TIME magazine once gave us the photos that were painful to accept of the Vietnam War, so did our TVs, and Walter Cronkite. Due to these images, we rose up as a country to question the status quo. These days, the Great Pakistan Deluge happens, and what does TIME magazine do? Pull the story.
An “unprecedented” disaster in Pakistan’s modern history occurs, TIME — a once trusted and important source of national and global information — publishes it as its cover story everywhere else, but pulls it from the American version of the magazine, even though President Obama has repeatedly said that Pakistan is central to our own safety.
Is this a pattern in mainstream US media? Yes. Are the shades of suppression coming from a media dependent on selling the next drug with 20 side effects or a false sense of security, instead of supplying education on huge current events? Who knows? But they are coming from somewhere.
Pakistan is the sixth largest country in the world (in population), and also a major non-NATO ally of ours. We should be interested if these people are dealing with a deluge. 20% of it was flooded and how much attention and care did we give?
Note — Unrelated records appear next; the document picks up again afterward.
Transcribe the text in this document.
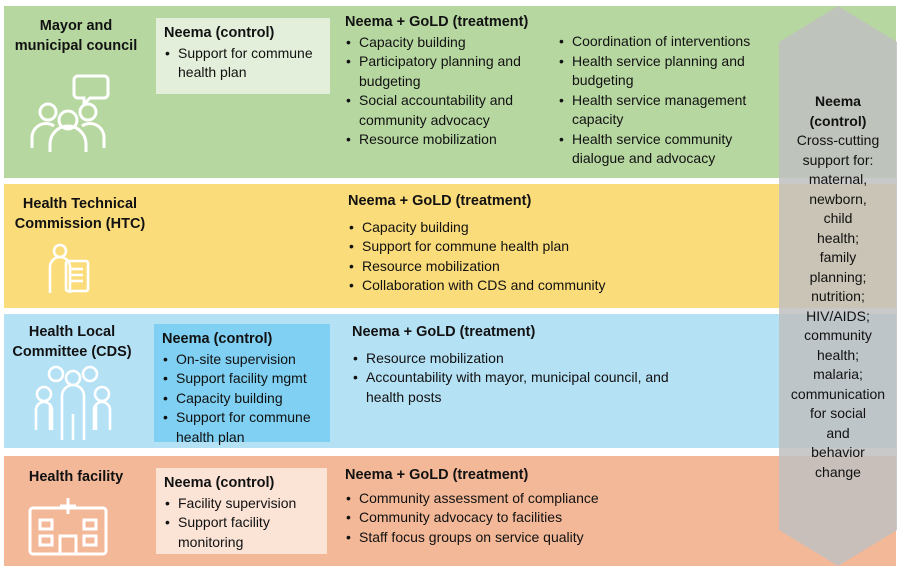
Mayor and
municipal council
Neema (control)
• Support for commune health plan
Neema + GoLD (treatment)
• Capacity building
• Participatory planning and budgeting
• Social accountability and community advocacy
• Resource mobilization
• Coordination of interventions
• Health service planning and budgeting
• Health service management capacity
• Health service community dialogue and advocacy
Health Technical
Commission (HTC)
Neema + GoLD (treatment)
• Capacity building
• Support for commune health plan
• Resource mobilization
• Collaboration with CDS and community
Health Local
Committee (CDS)
Neema (control)
• On-site supervision
• Support facility mgmt
• Capacity building
• Support for commune health plan
Neema + GoLD (treatment)
• Resource mobilization
• Accountability with mayor, municipal council, and health posts
Health facility	Neema (control)
• Facility supervision
• Support facility monitoring
Neema + GoLD (treatment)
• Community assessment of compliance
• Community advocacy to facilities
• Staff focus groups on service quality
Neema
(control)
Cross-cutting
support for:
maternal,
newborn,
child
health;
family
planning;
nutrition;
HIV/AIDS;
community
health;
malaria;
communication
for social
and
behavior
change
As reported by Nathanial Gronewold of Climatewire on Scientific American:
The flooding witnessed in the Indus Valley is unprecedented in the country’s modern history and was caused by a combination of increasingly warm ocean water and a mysterious blockage of the jet stream, which drew warm, water-laden air north to Pakistan, over which it burst in sheets of raging liquid. If the floods that followed prove a harbinger of things to come, then they are a milestone in our experience of global warming, a big story in its own right.
As educator, commentator, and modern-day historian Juan Cole put it: “out of sight, out of mind.” He points out that the failure to report on this is also a threat to our own national security. It seems to be a trend in corporate media to control the news on global warming-related current events. Just act like it is in a different dimension where children and climate don’t matter.
Does it follow that we are lacking in empathy due to our complacency, a pre-condition for denial? More from Juan Cole’s discussion: “No rock concerts were organized to help Pakistani children sleeping on highways or in open fields infested with vermin. No sports events offered receipts to aid victims at risk from cholera and other diseases.” Beyond the consciousness of Americans are the happenings that lead to our future where complacency and accountability are issues that may only, but eventually, wake us when it is too late.
The UN secretary called it the worst disaster he had ever seen -– more terrible than the tsunami and the Haitian earthquakes. With about a 4% extra amount of water in the atmosphere (due, most definitely, to global warming), it is difficult to miss that that provides plenty of moisture for storms such as this. The prospects of these kinds of things happening again are only increasing.